また、ArbitrumやSolanaというDeFiやトークンエコノミーに強いブロックチェーンが提携候補に挙がっている点も見逃せません。これにより、単なる取引インフラとしてのブロックチェーンではなく、今後はオンチェーン資産を担保とした貸付や利回り運用といった二次市場の構築まで視野に入ってくる可能性があります。
加えて、ロビンフッドがすでにBitstampの買収やリトアニアでのライセンス取得を進めていることは、欧州をテストベッドにしながら、将来的にはグローバルな証券トークン取引市場の支配を狙っていると見てよいでしょう。IPOプロセスの非効率性を指摘したテネフCEOの発言も、既存制度への挑戦という意識が明確に感じ取れます。

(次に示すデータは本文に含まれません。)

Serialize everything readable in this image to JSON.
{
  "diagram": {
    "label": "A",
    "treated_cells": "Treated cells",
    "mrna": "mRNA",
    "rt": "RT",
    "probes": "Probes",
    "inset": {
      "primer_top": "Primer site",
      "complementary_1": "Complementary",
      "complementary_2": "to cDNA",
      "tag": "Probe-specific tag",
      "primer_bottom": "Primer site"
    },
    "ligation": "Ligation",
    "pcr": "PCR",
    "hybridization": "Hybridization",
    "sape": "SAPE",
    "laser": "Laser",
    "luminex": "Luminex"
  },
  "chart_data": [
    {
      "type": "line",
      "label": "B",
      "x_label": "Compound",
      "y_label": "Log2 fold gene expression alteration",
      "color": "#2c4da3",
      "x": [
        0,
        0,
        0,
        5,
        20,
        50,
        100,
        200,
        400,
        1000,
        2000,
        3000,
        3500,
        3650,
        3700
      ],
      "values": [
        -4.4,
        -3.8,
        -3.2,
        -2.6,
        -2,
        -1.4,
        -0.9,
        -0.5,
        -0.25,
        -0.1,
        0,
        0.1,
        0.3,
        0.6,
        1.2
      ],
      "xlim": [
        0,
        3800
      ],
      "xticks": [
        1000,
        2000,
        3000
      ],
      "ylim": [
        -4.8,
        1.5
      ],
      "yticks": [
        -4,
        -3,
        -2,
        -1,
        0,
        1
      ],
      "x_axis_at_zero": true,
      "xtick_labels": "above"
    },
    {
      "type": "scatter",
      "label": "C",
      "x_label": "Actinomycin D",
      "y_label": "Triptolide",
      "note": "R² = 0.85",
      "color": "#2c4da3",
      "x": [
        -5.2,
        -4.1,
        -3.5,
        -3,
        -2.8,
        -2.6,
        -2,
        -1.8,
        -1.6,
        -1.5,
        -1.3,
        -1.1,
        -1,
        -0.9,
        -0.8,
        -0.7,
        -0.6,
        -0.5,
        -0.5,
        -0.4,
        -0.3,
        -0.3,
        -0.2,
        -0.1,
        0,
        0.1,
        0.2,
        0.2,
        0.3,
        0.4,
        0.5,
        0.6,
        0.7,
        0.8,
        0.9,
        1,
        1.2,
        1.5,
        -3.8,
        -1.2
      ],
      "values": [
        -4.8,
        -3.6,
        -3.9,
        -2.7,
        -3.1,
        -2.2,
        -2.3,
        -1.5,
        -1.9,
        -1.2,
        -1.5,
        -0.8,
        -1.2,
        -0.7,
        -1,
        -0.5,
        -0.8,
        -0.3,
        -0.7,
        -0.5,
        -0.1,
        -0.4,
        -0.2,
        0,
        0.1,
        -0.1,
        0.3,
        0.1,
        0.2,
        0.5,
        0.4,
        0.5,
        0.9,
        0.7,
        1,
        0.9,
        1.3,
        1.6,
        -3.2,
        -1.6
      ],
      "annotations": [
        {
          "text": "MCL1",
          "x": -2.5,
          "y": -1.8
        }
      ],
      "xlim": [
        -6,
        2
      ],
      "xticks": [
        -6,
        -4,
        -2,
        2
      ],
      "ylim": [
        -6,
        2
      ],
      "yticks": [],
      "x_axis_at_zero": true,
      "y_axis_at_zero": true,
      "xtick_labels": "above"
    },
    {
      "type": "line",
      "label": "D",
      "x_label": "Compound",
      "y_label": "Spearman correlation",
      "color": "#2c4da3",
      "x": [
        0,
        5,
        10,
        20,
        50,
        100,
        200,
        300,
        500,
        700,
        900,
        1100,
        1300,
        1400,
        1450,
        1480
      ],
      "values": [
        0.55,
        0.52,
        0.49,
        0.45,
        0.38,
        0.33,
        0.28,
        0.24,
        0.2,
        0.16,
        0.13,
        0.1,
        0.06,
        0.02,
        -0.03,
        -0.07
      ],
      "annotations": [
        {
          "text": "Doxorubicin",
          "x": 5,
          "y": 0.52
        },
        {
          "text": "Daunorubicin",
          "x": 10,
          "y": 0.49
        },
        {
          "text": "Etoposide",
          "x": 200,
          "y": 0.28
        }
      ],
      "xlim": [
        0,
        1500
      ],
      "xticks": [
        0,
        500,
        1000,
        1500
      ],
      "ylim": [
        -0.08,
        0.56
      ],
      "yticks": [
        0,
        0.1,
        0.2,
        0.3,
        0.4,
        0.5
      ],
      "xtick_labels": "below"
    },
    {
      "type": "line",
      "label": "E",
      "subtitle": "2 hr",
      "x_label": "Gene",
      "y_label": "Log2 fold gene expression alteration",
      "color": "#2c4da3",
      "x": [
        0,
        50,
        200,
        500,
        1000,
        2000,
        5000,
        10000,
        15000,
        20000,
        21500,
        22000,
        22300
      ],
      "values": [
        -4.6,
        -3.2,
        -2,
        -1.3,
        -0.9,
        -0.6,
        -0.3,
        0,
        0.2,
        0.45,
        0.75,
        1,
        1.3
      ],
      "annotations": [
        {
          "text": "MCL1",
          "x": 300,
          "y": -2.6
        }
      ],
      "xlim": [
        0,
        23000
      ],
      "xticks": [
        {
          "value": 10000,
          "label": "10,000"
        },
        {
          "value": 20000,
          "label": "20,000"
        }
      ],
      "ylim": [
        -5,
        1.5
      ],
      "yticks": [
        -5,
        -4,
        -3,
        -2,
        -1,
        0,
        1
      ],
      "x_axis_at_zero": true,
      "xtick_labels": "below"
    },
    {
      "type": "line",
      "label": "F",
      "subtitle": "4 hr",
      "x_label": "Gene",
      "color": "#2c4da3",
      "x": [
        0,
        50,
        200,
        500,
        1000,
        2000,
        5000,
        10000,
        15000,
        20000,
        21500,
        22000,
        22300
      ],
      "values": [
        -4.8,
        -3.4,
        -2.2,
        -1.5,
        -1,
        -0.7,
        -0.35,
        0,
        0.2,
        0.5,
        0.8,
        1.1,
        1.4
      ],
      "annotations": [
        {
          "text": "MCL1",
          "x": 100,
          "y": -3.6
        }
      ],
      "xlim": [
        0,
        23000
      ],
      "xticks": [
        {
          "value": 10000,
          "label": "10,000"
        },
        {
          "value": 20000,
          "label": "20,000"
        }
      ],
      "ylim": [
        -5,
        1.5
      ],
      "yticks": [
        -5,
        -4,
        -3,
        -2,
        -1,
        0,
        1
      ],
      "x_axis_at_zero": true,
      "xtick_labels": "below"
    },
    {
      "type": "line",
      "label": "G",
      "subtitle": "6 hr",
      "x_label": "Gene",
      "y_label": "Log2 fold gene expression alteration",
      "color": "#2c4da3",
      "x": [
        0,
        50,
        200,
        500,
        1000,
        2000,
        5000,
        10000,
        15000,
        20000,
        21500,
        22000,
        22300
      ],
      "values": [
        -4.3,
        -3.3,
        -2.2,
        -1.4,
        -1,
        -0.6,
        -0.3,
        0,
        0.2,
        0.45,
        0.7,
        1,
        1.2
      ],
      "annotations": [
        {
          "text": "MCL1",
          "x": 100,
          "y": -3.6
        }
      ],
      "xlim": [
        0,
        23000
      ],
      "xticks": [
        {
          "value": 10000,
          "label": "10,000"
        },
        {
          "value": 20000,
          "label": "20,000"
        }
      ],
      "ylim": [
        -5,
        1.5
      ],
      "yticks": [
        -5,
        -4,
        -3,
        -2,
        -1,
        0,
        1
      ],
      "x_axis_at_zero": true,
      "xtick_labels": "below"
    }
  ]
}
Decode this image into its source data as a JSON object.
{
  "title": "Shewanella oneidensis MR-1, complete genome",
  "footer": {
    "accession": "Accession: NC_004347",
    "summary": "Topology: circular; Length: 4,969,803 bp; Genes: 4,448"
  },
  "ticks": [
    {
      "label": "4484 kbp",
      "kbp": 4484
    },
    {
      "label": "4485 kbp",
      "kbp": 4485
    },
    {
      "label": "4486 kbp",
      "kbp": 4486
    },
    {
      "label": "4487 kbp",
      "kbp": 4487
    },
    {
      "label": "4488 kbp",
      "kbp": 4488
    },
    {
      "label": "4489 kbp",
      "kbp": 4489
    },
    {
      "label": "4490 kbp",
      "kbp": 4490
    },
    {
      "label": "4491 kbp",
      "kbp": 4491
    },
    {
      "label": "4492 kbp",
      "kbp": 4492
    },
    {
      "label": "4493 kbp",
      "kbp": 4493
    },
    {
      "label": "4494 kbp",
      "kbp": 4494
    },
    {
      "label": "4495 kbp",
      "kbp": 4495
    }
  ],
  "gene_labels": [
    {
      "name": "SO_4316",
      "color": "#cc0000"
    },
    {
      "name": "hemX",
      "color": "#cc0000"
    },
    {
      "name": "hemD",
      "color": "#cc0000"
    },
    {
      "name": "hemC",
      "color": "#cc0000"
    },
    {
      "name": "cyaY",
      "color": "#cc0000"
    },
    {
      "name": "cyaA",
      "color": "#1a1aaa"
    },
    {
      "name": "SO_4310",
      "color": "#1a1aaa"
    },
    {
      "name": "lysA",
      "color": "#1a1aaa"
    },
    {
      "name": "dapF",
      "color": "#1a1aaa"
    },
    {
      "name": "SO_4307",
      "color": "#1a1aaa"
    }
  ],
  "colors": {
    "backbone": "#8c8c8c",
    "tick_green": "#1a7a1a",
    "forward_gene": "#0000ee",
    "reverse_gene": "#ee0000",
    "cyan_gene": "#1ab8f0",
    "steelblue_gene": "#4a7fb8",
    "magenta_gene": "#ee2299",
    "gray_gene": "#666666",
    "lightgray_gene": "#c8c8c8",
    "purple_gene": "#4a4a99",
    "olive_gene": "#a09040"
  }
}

一方で、規制面での整備や証券法との整合性が大きな課題であることは間違いありません。特に証券トークンが既存の法律の下でどのように分類され、どの規制機関が管轄するかは、プロジェクトの成否に大きな影響を与える要素です。
総じて言えば、ロビンフッドのこの取り組みは、RWA(Real World Asset)トークン化の商業化フェーズへの移行を象徴する一歩であり、今後数年でトークン化証券の普及が加速することを示唆していると考えます。長期的には、オンチェーンで株式を24時間365日取引できる未来が現実になる可能性を十分に秘めています。